第24話 姉が猫カフェにやって来る

ニャー ニャー

「わ…わ…」

休日。

鈴(りん)は最近オープンした猫カフェに来た。


ニャー?

「わわわっ…」

大の猫好きの鈴にとって、念願の猫空間。


ニャ~

「わぁ…」

2時間1000円。安すぎる。


ゴロゴロ ナァーン

「あったか…」

この間 使わなかった1000円をそのままこちらに持ってきたのだ。

ちなみに、無事に姉から髪を切ってもらえた後、姉に1000円を渡そうとしたのだが…

『むしろ10000000000000円払いたい…』

と、切られた鈴の髪を手にしながら恍惚とした表情でつぶやかれたらしい。

(おねえちゃんと時々、正常なコミュニケーションを取れない時がある。)

鈴は特に引いたり怖がったり哀れんだり蔑んだりせず、ただ寂しそうにそう思うのだった。

そんな鈴は入店5分で、

テシテシ フミフミ

「むぅ、うむぅ」

猫ちゃんまみれになっていた!!!!!!!!!!!


入ってすぐ足元に猫。しゃがんだら膝の上に猫。かがんだら背中に猫。重力に負けて倒れ込んだら顔に猫。

「いかがでしょうキャーーーー!!!!!お客さまーーーーーー!!!!!!」

スタッフが慌てて猫をかき集める。


「だ、大丈夫ですかお客さまぁ…」

初めての事態にスタッフも困惑を隠せない。

「も、もふもふでした…」

Q. 大丈夫ですか?→A. もふもふでした。やはり姉妹か、正常なコミュニケーションを取れていない。

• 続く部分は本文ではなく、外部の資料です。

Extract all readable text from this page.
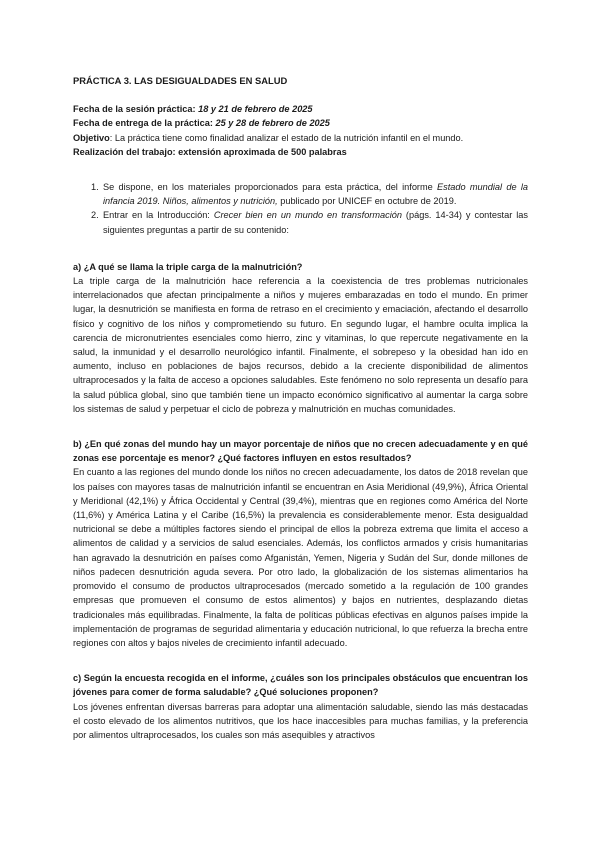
PRÁCTICA 3. LAS DESIGUALDADES EN SALUD

Fecha de la sesión práctica: 18 y 21 de febrero de 2025

Fecha de entrega de la práctica: 25 y 28 de febrero de 2025

Objetivo: La práctica tiene como finalidad analizar el estado de la nutrición infantil en el mundo.

Realización del trabajo: extensión aproximada de 500 palabras

1. Se dispone, en los materiales proporcionados para esta práctica, del informe Estado mundial de la infancia 2019. Niños, alimentos y nutrición, publicado por UNICEF en octubre de 2019.
2. Entrar en la Introducción: Crecer bien en un mundo en transformación (págs. 14-34) y contestar las siguientes preguntas a partir de su contenido:

a) ¿A qué se llama la triple carga de la malnutrición?

La triple carga de la malnutrición hace referencia a la coexistencia de tres problemas nutricionales interrelacionados que afectan principalmente a niños y mujeres embarazadas en todo el mundo. En primer lugar, la desnutrición se manifiesta en forma de retraso en el crecimiento y emaciación, afectando el desarrollo físico y cognitivo de los niños y comprometiendo su futuro. En segundo lugar, el hambre oculta implica la carencia de micronutrientes esenciales como hierro, zinc y vitaminas, lo que repercute negativamente en la salud, la inmunidad y el desarrollo neurológico infantil. Finalmente, el sobrepeso y la obesidad han ido en aumento, incluso en poblaciones de bajos recursos, debido a la creciente disponibilidad de alimentos ultraprocesados y la falta de acceso a opciones saludables. Este fenómeno no solo representa un desafío para la salud pública global, sino que también tiene un impacto económico significativo al aumentar la carga sobre los sistemas de salud y perpetuar el ciclo de pobreza y malnutrición en muchas comunidades.

b) ¿En qué zonas del mundo hay un mayor porcentaje de niños que no crecen adecuadamente y en qué zonas ese porcentaje es menor? ¿Qué factores influyen en estos resultados?

En cuanto a las regiones del mundo donde los niños no crecen adecuadamente, los datos de 2018 revelan que los países con mayores tasas de malnutrición infantil se encuentran en Asia Meridional (49,9%), África Oriental y Meridional (42,1%) y África Occidental y Central (39,4%), mientras que en regiones como América del Norte (11,6%) y América Latina y el Caribe (16,5%) la prevalencia es considerablemente menor. Esta desigualdad nutricional se debe a múltiples factores siendo el principal de ellos la pobreza extrema que limita el acceso a alimentos de calidad y a servicios de salud esenciales. Además, los conflictos armados y crisis humanitarias han agravado la desnutrición en países como Afganistán, Yemen, Nigeria y Sudán del Sur, donde millones de niños padecen desnutrición aguda severa. Por otro lado, la globalización de los sistemas alimentarios ha promovido el consumo de productos ultraprocesados (mercado sometido a la regulación de 100 grandes empresas que promueven el consumo de estos alimentos) y bajos en nutrientes, desplazando dietas tradicionales más equilibradas. Finalmente, la falta de políticas públicas efectivas en algunos países impide la implementación de programas de seguridad alimentaria y educación nutricional, lo que refuerza la brecha entre regiones con altos y bajos niveles de crecimiento infantil adecuado.

c) Según la encuesta recogida en el informe, ¿cuáles son los principales obstáculos que encuentran los jóvenes para comer de forma saludable? ¿Qué soluciones proponen?

Los jóvenes enfrentan diversas barreras para adoptar una alimentación saludable, siendo las más destacadas el costo elevado de los alimentos nutritivos, que los hace inaccesibles para muchas familias, y la preferencia por alimentos ultraprocesados, los cuales son más asequibles y atractivos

会話は成り立っていないが、鈴の無事を確認したスタッフはカウンターへ下がる。

なぜこんなに猫に好かれるのか、それは鈴本人にもわからない。

しかし、鈴は猫ちゃんが大好きなのでwin-winだ!!!!!


ニャー ニャー―

鈴はまたすぐに猫に囲まれた。

「ふふっ、みんなかわい~」

猫ちゃんにメロメロの鈴。猫たちに目線を合わせようとしゃがんだその直後、

ナァー

「わぁ~~!!」

ポテッ

背後から押され、鈴はまた横になってしまった。


そう、横になってしまったのだ。





「ふわふわで、あったか…」

その正体は…

ナァン

姉の涼(りょう)…ではなく、灰色のメインクーンだ!!!!!!

さすがに猫に扮して妹に接触しようとはしなかった!!!!!

体長約1 m、体重約6 kg、もふもふ。

この子もやはり鈴が気になる様子。上に乗っては匂いを嗅いで、鈴の様子を伺っている。

メインクーンからのぞく栗色の毛。その特徴的な髪以外は、手足尾を存分に伸ばし切った猫に覆われて何も見えない。

これはピンチ…


「ふわ…もふ…」

ぴ、ピン…チ…なのだろうか。





ハァ…ハァ…


これは鈴が苦しくて出した息ではない。


ハァ…ハァァァ…


店の外、ショーウインドウから耳に障る息遣い。


ハァァ…シュコーっフハァ…


窓を息で白くさせたり酸素缶で息を整えたりしている不審者は無論…


「ぃ…いもハァ…ぃもぅハァ…い…シュコーー」

今度こそ、鈴の姉・涼だ。


ナォーン

メインクーンは相変わらず鈴の上に乗ったまま、鼻と鼻をくっつける。

「ふふ、なぁに??」

鈴の足にはメインクーンの大きなしっぽ。その尾をゆるりと左右に振られて、よりもふもふを感じる。

「り、りんん…か、かわ…シュコーーかわいシュコーーーーーーーー」

窓の外にも変わらず挙動不審の美女。

その後ろには眉をひそめてスマホに耳を当てる女性。

おそらく、いや間違いなく、通報されている。

ナァ~

「よしよしっ、キミは本当にモフモフだねぇ~」

「ぐぉおおおおおおシュシュコココシュシュコッコシュシュコーーーーーーー」

あまりにも偏差値と酸素濃度が低すぎる空気。

なんなんだこの回は。


「ふ~!楽しかったぁ!!」

90分後、ご満悦フェイスの鈴が店から出てきた。

「…さて、と」

その足は家へ…向かう前に、警察署へ姉を回収しに向かった。